Trucking in India is going through a major change and we can already witness this happening. Existing players have already been driven to change. They are now bringing new products. They are becoming aggressive. Daimler’s focussed entry has much to do with the cause of such changes. At the end of the day, the customer is the biggest beneficiary. India’s infrastructure is set to grow even further. We are only at the tip of the iceberg. The next 10 years will bring a big change and trucking will also see a huge transformation. More new technologies will be brought in and the highways in India will not see struggling trucks. Daimler will be in the forefront of this transformation.
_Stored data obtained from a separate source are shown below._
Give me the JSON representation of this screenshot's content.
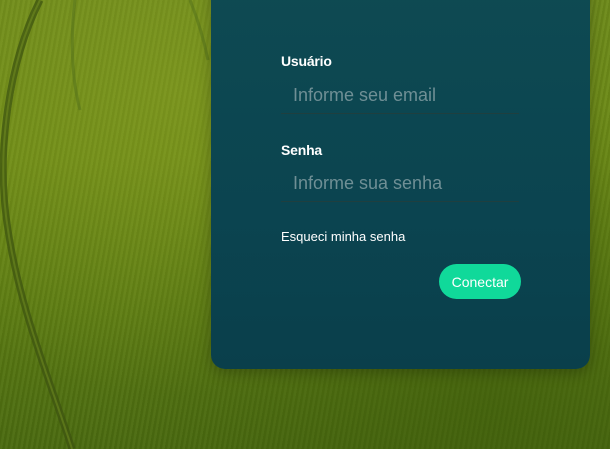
{
  "background": {
    "icon": "wheat-field-image"
  },
  "login": {
    "username_label": "Usuário",
    "username_placeholder": "Informe seu email",
    "password_label": "Senha",
    "password_placeholder": "Informe sua senha",
    "forgot_label": "Esqueci minha senha",
    "submit_label": "Conectar",
    "accent_color": "#10d99a",
    "panel_color": "#0b4450"
  }
}
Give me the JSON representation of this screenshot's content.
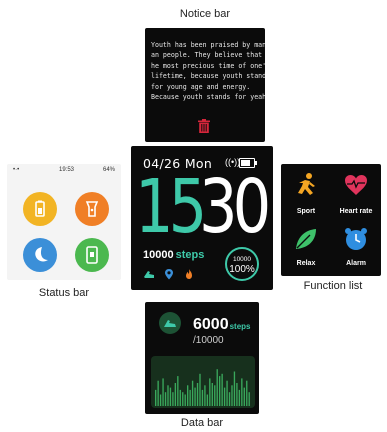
{
  "captions": {
    "notice": "Notice bar",
    "status": "Status bar",
    "function": "Function list",
    "data": "Data bar"
  },
  "notice": {
    "lines": [
      "Youth has been praised by many",
      "an people. They believe that it t",
      "he most precious time of one's",
      "lifetime, because youth stands",
      "for young age and energy.",
      "Because youth stands  for yeah"
    ],
    "icon": "trash-icon",
    "icon_color": "#d6263b"
  },
  "main": {
    "date": "04/26",
    "weekday": "Mon",
    "hour": "15",
    "minute": "30",
    "steps_value": "10000",
    "steps_unit": "steps",
    "goal": "10000",
    "goal_percent": "100%",
    "accent": "#3ec9a9",
    "icons": [
      "shoe-icon",
      "location-icon",
      "flame-icon"
    ]
  },
  "status": {
    "bar_left": "•·•",
    "time": "19:53",
    "battery": "64%",
    "buttons": [
      {
        "name": "battery-icon",
        "color": "#f2b424"
      },
      {
        "name": "flashlight-icon",
        "color": "#f07f26"
      },
      {
        "name": "moon-icon",
        "color": "#3b8fd8"
      },
      {
        "name": "phone-icon",
        "color": "#4bb84f"
      }
    ]
  },
  "functions": {
    "items": [
      {
        "label": "Sport",
        "icon": "running-icon",
        "color": "#f5a623"
      },
      {
        "label": "Heart rate",
        "icon": "heart-icon",
        "color": "#e0345c"
      },
      {
        "label": "Relax",
        "icon": "leaf-icon",
        "color": "#3ec16a"
      },
      {
        "label": "Alarm",
        "icon": "alarm-clock-icon",
        "color": "#2f8ee0"
      }
    ]
  },
  "databar": {
    "value": "6000",
    "unit": "steps",
    "target": "/10000",
    "icon": "shoe-icon",
    "bars": [
      0.35,
      0.55,
      0.25,
      0.6,
      0.3,
      0.45,
      0.4,
      0.3,
      0.5,
      0.65,
      0.35,
      0.3,
      0.25,
      0.45,
      0.35,
      0.55,
      0.4,
      0.5,
      0.7,
      0.35,
      0.45,
      0.25,
      0.6,
      0.5,
      0.45,
      0.8,
      0.65,
      0.7,
      0.4,
      0.55,
      0.3,
      0.45,
      0.75,
      0.5,
      0.35,
      0.6,
      0.4,
      0.55,
      0.3
    ]
  }
}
The future years with many changes are an opportunity for Daimler and also Indian industry. While Daimler will ensure that right technologies are brought and adopted, it will always remain close to the Indian customer’s requirements. We also see it as our responsibility to ensure that quality technology is always used in creating trucks. We will also push for a strong and healthy competition. The aim is to ensure that the Indian customer has the right edge to ensure his business grows. We want the customer to be able to focus on his core business while we take responsibility to provide him quality trucks. This is also the reason that we believe in our brand promise ‘Power Ahead’. It actually promotes the importance for our customer to be able to improve and succeed in his business with BharatBenz trucks as a reliable tool. We want our customers to be confident to be able to grow. Our trucks will help him concentrate on his business while we will ensure that his trucks are performing reliably.

Daimler is a key player in other layers of the commercial vehicle industry. This positions us with the ability to also to look in other means of transportation. With the fast-changing scenario in India, there would be many opportunities for Daimler. However, we will ensure that every step we take is part of a long-term presence and meaningful contribution to both India and Daimler.

On the other hand, with our close co-operation with many suppliers in India, there is a major opportunity for India suppliers to look at Daimler’s global presence in their favour. Talent and skill is available in abundance in India. It is for the industry to take forward-looking steps to utilise the opportunity. On Daimler’s part, we are certainly looking at the opportunity with excitement. Any promising possibility will be suitably explored.

Overall, the future for Indian trucking and Daimler is very optimistic. It is already on the right path and we are positive that it will only get better.